Durant les deux minutes pendant lesquelles se déroula la conversation téléphonique, Vladimir conserva cette apparence de sérénité et de force mêlées qui émanaient de lui depuis le début; seuls deux légers plis sur son front indiquaient qu'il écoutait avec grande attention ce que lui communiquait son interlocuteur. Lorsqu'il raccrocha, ses yeux se portèrent sur sa fille qui s'était assise sur une banquette recouverte d'un tissu bordeaux, puis il fit signe à Oleg. Sally ne perçut que quelques murmures discrets mais énergiques entre les deux hommes, puis le vieilliard russe quitta la pièce sans un mot.
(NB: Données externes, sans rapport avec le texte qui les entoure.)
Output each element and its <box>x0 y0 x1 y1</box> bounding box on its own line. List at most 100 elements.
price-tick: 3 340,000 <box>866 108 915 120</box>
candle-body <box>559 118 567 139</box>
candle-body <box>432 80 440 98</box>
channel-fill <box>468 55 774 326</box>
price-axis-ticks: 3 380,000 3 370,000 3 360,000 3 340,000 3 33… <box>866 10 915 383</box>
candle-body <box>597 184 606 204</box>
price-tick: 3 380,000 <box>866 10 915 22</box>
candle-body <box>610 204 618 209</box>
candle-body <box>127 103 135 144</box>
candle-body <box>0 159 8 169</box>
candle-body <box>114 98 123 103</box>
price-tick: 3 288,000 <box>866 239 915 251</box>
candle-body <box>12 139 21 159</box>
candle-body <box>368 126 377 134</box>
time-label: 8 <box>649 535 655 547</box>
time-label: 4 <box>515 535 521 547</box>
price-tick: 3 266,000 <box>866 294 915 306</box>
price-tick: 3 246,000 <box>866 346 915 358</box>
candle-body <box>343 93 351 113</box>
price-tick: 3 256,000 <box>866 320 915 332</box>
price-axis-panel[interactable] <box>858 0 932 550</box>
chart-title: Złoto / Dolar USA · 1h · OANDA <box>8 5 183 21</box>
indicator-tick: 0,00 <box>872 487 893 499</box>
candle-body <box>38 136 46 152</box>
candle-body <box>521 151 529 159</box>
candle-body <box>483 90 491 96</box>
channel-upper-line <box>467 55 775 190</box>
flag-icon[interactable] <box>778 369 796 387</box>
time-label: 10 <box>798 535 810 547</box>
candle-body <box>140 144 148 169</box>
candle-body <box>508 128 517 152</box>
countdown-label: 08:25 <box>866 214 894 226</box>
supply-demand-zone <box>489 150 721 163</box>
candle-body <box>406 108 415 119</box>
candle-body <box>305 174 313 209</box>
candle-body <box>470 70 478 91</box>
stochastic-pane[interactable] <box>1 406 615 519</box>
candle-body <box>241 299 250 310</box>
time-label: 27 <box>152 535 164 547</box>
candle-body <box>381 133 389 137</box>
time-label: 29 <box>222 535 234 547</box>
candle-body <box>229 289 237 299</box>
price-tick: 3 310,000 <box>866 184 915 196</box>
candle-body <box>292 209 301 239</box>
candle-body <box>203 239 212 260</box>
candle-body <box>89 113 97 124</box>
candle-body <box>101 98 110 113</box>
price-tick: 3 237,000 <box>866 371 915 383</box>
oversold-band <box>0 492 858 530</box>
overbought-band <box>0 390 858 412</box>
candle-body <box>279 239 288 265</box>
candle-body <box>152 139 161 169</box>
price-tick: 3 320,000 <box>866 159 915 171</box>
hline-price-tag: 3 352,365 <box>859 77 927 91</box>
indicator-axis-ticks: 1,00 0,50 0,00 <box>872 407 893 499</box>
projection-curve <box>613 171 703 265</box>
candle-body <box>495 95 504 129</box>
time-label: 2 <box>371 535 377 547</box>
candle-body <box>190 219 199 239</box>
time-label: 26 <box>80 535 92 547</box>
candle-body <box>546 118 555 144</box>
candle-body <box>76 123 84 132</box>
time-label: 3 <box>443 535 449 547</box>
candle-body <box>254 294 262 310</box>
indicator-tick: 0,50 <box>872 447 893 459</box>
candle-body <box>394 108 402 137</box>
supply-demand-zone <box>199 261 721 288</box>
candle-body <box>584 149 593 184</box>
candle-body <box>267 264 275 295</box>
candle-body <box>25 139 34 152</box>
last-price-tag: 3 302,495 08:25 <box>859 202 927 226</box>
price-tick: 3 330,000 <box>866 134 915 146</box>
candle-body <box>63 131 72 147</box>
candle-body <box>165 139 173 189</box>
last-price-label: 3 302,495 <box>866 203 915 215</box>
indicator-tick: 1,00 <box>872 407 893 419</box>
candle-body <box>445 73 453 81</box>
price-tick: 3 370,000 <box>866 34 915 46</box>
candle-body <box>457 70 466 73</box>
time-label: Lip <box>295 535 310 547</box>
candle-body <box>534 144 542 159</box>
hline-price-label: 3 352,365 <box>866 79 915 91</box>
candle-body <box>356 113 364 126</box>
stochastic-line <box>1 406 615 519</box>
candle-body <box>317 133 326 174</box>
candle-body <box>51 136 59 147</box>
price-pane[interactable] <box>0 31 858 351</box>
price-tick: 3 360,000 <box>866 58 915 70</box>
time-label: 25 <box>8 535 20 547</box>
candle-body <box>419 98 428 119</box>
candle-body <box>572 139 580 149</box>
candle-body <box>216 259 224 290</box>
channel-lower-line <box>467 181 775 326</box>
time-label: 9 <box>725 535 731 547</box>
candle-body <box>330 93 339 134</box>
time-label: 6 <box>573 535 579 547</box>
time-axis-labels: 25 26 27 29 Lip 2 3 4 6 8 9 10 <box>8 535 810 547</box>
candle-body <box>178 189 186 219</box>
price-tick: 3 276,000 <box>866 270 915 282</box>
Bien qu'interrompu dans l'explication de sa trahison envers le "Brigadier", Vladimir ne crut pas bon de poursuivre sur ce sujet; toujours devant la fenêtre, il reprit la parole:
- "Tu dois sûrement te demander pourquoi je te raconte tout ça...tu n'as pas grand chose à voir avec l'Organisation...da...". Il semblait réfléchir à ce qu'il allait dire.
"Paul...explique à ma fille ce que je veux qu'elle sache!"
Sally ne comprit pas tout de suite le sens de ces paroles, puis elle s'aperçut soudain qu'un jeune brun et souriant se tenait - sans doute depuis le début - au fond de la pièce. Celui-ci s'avança, faisant craquer le vieux parquet en chêne sous ses pas, et d'un air très poli il lui tendit la main:
-"Bonsoir Sally, je suis Paul...un ami d'Oleg. Je me doute que tout ce qui se passe doit te paraître confus, mais je suis là...avec ton père...(il leva les yeux vers le grand Russe)...pour que tu connaisses une vérité qu'on t'a tenu secrète depuis longtemps. Sally, tu as un frère en vie à l'heure où je te parle...je suis son meilleur ami, d'où ma présence ici et..."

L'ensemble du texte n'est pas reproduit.